What he hoped for was a strategic gust of wind at the last moment. Or maybe the incalculable effect of fumes and pilot willpower.
But even if he managed enough glide to make the strip, he needed several things to happen. First of all, he needed clearance. While the tower had relayed word that he would get it, things had a way of changing at the last minute.
Secondly, an A-lOA’s flaps were generally set at twenty degrees to land. Doing that on only one side would be like telling the plane to pretend it had been made by Black & Decker. He figured he would be going so damn slow he might be able to fake it. There was enough runway to roll for quite a ways — unless the strip was cluttered with too much traffic. Then he’d have to stand on very thin brakes and pray.
Assuming the right-side landing gear worked, of course. There was no way of knowing until final approach.
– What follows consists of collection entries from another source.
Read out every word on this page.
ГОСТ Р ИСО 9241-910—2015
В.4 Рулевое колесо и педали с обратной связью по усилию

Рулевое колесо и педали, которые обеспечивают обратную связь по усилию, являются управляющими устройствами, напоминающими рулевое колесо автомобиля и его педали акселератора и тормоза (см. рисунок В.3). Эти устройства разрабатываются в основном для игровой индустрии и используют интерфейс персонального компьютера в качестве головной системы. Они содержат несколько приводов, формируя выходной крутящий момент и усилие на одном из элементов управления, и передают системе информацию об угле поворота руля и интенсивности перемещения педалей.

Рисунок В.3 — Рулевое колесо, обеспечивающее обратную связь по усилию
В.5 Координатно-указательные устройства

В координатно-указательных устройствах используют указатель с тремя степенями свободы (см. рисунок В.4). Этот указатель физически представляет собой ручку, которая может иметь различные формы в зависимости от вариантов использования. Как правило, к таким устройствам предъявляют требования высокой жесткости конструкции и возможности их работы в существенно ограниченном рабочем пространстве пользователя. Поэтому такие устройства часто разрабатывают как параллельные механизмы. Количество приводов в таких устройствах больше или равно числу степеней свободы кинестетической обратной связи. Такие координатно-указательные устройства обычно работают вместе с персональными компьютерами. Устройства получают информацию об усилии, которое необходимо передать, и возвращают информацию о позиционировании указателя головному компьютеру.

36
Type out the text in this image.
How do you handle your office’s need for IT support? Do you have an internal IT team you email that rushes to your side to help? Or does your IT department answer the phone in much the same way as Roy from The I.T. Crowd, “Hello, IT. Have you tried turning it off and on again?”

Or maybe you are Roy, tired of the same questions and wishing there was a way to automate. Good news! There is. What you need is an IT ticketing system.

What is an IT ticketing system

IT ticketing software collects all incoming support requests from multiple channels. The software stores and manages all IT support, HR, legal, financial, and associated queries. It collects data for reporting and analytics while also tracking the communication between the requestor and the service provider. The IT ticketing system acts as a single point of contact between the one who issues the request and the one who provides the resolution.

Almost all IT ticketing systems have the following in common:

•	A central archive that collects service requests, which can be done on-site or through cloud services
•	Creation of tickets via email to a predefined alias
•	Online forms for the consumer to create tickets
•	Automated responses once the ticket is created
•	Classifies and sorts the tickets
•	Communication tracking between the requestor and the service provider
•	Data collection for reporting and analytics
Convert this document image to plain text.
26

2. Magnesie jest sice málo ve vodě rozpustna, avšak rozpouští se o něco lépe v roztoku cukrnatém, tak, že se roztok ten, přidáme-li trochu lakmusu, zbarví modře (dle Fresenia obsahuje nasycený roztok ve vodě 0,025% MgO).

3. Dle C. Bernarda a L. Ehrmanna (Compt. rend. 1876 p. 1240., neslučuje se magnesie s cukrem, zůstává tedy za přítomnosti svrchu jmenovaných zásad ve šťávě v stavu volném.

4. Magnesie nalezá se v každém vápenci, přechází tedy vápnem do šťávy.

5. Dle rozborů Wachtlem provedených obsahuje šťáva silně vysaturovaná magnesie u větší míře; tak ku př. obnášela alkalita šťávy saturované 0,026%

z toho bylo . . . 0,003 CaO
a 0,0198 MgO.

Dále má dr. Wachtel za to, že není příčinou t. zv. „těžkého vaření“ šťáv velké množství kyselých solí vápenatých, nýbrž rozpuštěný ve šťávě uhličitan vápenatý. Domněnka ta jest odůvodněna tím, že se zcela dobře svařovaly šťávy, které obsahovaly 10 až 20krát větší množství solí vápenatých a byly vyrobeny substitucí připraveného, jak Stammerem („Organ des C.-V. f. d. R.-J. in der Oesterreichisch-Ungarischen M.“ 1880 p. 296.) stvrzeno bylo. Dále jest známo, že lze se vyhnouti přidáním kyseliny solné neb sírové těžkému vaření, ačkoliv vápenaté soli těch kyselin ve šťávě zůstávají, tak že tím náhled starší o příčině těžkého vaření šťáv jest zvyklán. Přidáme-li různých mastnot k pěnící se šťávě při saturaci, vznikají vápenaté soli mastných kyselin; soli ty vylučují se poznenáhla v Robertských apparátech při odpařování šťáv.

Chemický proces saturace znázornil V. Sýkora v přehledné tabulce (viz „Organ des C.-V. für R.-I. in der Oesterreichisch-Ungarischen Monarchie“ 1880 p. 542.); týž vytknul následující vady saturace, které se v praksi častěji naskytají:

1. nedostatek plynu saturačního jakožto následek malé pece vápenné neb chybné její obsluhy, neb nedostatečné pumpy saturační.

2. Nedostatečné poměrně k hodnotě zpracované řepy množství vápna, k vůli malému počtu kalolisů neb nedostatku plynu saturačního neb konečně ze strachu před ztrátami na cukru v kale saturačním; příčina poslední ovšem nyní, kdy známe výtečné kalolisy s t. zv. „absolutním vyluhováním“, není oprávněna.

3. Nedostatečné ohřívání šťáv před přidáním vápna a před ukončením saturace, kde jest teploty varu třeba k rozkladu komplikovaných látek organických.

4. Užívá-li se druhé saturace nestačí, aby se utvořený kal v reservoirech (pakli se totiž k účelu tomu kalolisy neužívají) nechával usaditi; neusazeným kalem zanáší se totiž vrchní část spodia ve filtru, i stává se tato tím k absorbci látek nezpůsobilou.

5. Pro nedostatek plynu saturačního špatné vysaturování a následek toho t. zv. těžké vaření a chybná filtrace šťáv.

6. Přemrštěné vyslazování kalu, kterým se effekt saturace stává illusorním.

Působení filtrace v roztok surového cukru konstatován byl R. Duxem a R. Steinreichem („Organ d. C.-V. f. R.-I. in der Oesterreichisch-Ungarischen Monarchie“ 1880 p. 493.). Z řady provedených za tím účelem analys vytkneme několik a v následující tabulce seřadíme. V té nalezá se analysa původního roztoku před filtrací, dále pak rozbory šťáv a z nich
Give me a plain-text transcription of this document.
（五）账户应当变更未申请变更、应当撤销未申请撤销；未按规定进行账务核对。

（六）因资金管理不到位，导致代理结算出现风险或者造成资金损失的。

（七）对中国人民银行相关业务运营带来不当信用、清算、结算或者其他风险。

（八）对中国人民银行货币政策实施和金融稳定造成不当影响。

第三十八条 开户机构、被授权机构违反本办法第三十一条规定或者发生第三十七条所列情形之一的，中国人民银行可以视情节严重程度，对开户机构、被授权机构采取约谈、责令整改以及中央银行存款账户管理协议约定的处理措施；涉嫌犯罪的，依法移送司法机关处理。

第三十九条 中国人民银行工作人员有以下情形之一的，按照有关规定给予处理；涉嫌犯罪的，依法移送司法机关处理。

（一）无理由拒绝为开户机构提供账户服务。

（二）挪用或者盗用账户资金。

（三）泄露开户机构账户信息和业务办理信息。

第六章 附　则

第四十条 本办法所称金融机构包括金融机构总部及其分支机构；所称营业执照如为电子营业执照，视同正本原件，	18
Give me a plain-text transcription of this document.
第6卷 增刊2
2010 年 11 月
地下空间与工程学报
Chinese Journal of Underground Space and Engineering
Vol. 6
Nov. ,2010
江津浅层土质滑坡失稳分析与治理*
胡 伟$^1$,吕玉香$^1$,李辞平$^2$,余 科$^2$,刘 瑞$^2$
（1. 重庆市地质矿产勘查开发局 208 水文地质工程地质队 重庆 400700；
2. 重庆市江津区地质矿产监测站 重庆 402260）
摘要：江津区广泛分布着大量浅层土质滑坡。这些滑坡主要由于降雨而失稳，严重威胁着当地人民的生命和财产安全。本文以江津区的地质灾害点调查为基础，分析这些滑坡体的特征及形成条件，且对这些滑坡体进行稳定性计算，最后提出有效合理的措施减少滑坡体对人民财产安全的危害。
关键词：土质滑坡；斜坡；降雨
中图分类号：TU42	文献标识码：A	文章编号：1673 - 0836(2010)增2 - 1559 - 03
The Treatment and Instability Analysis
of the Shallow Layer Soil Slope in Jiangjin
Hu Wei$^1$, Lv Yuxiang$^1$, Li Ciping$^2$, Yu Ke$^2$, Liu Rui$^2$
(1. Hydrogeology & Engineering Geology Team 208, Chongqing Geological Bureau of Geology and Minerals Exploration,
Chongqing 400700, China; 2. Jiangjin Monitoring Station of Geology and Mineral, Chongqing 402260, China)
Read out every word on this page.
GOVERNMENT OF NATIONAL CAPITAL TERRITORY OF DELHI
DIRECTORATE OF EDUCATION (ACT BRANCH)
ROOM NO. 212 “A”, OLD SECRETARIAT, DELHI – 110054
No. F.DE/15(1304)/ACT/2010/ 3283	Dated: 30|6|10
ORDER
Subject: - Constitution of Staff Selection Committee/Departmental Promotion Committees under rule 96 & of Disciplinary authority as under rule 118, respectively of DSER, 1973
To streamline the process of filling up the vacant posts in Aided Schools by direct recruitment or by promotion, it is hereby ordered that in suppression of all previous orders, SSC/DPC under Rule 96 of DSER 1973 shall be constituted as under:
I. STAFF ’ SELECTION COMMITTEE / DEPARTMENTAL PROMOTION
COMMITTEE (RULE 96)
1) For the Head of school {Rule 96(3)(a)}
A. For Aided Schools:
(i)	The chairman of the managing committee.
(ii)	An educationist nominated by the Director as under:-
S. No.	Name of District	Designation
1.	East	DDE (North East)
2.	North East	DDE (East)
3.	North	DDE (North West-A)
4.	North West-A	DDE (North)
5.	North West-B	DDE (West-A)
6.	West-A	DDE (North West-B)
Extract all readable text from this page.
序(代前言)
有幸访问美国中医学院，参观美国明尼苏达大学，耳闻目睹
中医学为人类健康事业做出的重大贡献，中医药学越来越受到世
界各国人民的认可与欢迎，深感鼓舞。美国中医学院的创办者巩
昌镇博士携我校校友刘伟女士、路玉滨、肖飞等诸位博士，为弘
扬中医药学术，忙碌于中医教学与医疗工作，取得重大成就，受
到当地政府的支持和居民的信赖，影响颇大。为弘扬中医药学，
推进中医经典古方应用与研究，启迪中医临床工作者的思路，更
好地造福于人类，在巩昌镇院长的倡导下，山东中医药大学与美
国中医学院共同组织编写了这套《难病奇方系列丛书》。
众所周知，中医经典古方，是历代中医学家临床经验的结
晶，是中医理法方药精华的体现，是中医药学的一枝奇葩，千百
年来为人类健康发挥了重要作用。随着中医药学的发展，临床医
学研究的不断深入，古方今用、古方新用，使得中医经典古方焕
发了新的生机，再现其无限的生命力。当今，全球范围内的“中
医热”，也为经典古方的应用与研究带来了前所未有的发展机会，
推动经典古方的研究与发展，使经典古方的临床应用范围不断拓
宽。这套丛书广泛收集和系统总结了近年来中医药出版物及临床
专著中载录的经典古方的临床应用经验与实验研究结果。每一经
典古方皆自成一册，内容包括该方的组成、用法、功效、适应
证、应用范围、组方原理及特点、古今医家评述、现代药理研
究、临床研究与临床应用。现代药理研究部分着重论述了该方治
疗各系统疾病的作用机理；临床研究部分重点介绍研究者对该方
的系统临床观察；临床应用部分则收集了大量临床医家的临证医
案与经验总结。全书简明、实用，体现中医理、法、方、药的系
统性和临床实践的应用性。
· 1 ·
But aside from those minor considerations and the fact that for all he knew the wing could sheer off at any second, he was having a wonderful day.
* * *
The thing was, A-Bomb had a double standard. If it had been him flying the Hog, sure as shit, he’d have argued for King Fahd and told Mongoose not to sweat it.
But he wasn’t flying it — and that was no reflection on Doberman’s flying abilities because the dog man was a hell of a balls-out driver — but damn it, he should have punched out as soon as they were over the border. True, they would have lost the A-10 in the process. But better safe than sorry. You just didn’t fly a Hog with a hole in the wing.
Oh sure, you could. A-Bomb could. But he had a double standard.
“Doberman, you read that?” A-Bomb asked when the pilot didn’t immediately acknowledge the tower’s instruction that he was cleared to take it in any way he could.